Of course, it is hardly the only convention to exist within the milieu of scary movies. If horror loves one thing above all, it is adhering to its conventions; no other genre so sharply defines itself via subgenres and formats. Well before the current age had turned to found footage as a new convention, horror had its separate divisions and one of the more popular is the anthology film. From Tales of Terror and Black Sabbath in the 1960s through the '70s with The House that Dripped Blood, the '80s with Creepshow and Twilight Zone: The Movie and on forward, every decade has seen its flirtations with horror anthology. That brings us to a group of upcoming young horror filmmakers who teamed with news site Bloody Disgusting to bring us the first-ever attempt to merge found footage and anthology horror into one single film, V/H/S, which opens in theaters today after having had a run in the Video On Demand market.
While it may not have first come to mind without prompting, when you think of it found footage is a great format in which to frame a horror anthology. The film features five different segments, each presented in the bookending and interstitial story (directed by Adam Wingard) as video tapes in the home of an elderly man. A group of videotaping criminals, who take time from their window smashing to make money via taped assaults on women where they force exposure to be aired on porn sites, is hired to break into the home and find one particular video tape. After finding the man dead in his chair they search for the tape in question and begin to see what exactly they have. The framing story provides the perfect opportunity to tell these stories, making the anthology aspect unfold in a way that is organic and makes sense, and while the characters in this portion are obnoxious and unsympathetic wastes of space, the fact that they are spaced throughout the film between the other segments blunts the negative aspect of that.
Of course, like all anthologies we are subject to a varying quality in terms of the actual segments. With V/H/S the best segments are the final two, but let's tackle these in order. The first of the tapes/segments, directed by David Bruckner (The Signal), is titled "Amateur Hour" and follows a trio of guys as they go around attempting to pick up women with one of them wearing spy-style glasses with a small camera in the nose rest. When they take two ladies back to their hotel room, somebody gets far more than they bargained for. This one shares its biggest flaw with the bookending segments (which is titled "Tape 507," as a side note): the lead characters are remarkably unappealing. Bruckner, who co-wrote the segment with Nicholas Tecosky, is trying to build sympathy for whatever women might end up in the clutches of the three men who go out bar hopping and there is some effectiveness in that. However, they do it by making the guys more irritating than truly slimy, at least until later in the segment. "Amateur Night's" best asset is Hannah Fierman, who plays the shy, strange girl Lily that accompanies the guys back. She has a wonderful quality to her, but vulnerable and creepy, that works quite well for what Bruckner has planned for Lily.

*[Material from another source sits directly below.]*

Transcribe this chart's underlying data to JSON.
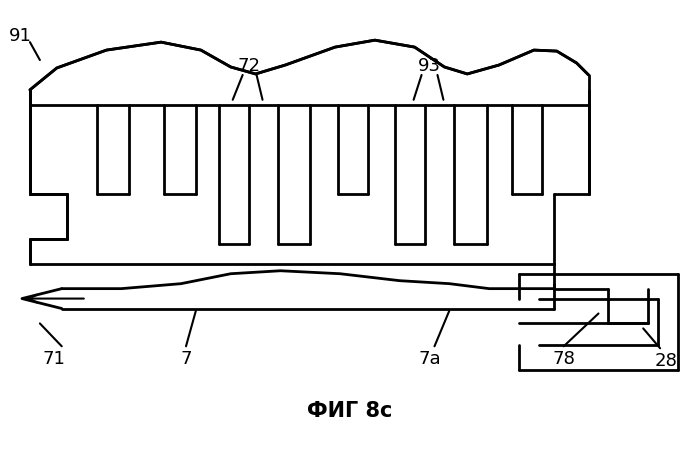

The second segment/tape is "Second Honeymoon," directed by Ti West (House of the Devil) and centers around a couple who are out on a cross-country road trip but find themselves on the wrong side of a stalker. West's segment plays out much better, largely because the couple (played by Joe Swanberg and Sophia Takal) are more likable and we get time to know and care about them. West makes an admirable comeback with this segment from his last project, the rather dull haunted house film The Innkeepers, and while it's not the most scare-filled segment of the anthology it is a solid one nonetheless.
"Tuesday the 17th" by Glenn McQuaid (I Sell the Dead) involves four teenagers who go out into the woods and find a killer with an interesting resistance to technological documentation. This is your traditional "cabin in the woods" storyline and it may have seemed a better story if it hadn't had the misfortune of coming out the same year as...well, Cabin in the Woods. The characters are underwritten and the lead girl, Wendy (Quinones) acts bizarrely at times for reasons which betray her motivations. It has some creative moments and the best gore of the film for those who prefer their horror laced with carnage and it's far from a total loss, but it is a let-down from West's segment.
The final two are the best segments of the film. The first of those is Swanberg's "The Sick Thing That Happened to Emily When She Was Younger," in which the titular heroine (Rogers) and her long-distance boyfriend (Kaufman) converse over Skype about the strange manifestations in Emily's home. Rogers makes for a very likable lead heroine and Kaufman is sympathetic in the boyfriend role. The scares here involve late-night video chats during which things occur behind Emily, which are effective in getting the pulse racing. This one has the best ending of all of them, and possibly the most chilling in some ways.
Finally, the filmmaking group Radio Silence brings us "10/31/98" about four guys who head out to a Halloween party and end up in the wrong house, much to their dismay. The directing group also take on the acting roles and thankfully aren't complete tools the way that the characters in "Amateur Night" and the bookending segments are. This one has a nice little twist in its own right but most of all, the quartet that make up the group go a nice job filming the abandoned house that serves as the setting and they give us some solid creepy moments to boot.
This is certainly not a film that is going to be for everyone. There are people out there who are tired of the found footage format, and there are people who prefer one single story to the format of anthologies. Both of these groups should keep away, as this will not do anything to change your opinion of either. The thing that makes this film work so well is not some kind of innovation of either format but the spirit of collaboration and the joy of a horror fan in seeing some of the names who make up the future of the genre working together. Wingard, for example, has gotten a lot of buzz for You're Next which will hit US theaters next year while West, probably the best known, is well on his way to increasingly bigger and better things. While some of these segments are flawed and don't always work, you can see a spirit in this kind of independent genre filmmaking that you don't often see at the studio level. The energy level is different and the tendency to go toward conventional fare is left behind. While that may occasionally hurt the film, it helps far more.
Ultimately though, the best thing about V/H/S isn't the potential you see but simply the end result of what's on the screen. Obviously that's important; no one wants to see a movie and think "Well, it wasn't much but I can see great stuff down the line from that guy." Wingard, West, Bruckner, McQuaid, Swanberg and Radio Silence are not all strictly planted in horror, but they all have some level of roots here and they are building on those roots with V/H/S. It gives them an increasingly solid foundation from which to grow.
The 411: The found footage horror anthology V/H/S provides exactly what it promises in its concept; five stories and a framing story designed to use the found footage format in order to scare. The various filmmakers involved don't always succeed thanks to some poorly-conceived characters and the segments vary in quality, but on the whole this is a very enjoyable horror film. Ti West, Joe Swanberg and Radio Silence provide the best segments and all the filmmakers allow the low budget to inform their creative choices, usually to very solid degree. This is a film that won't change the mind of anyone who hates either of the two primary horror conventions in use here, but those who come in optimistic will leave quite happy.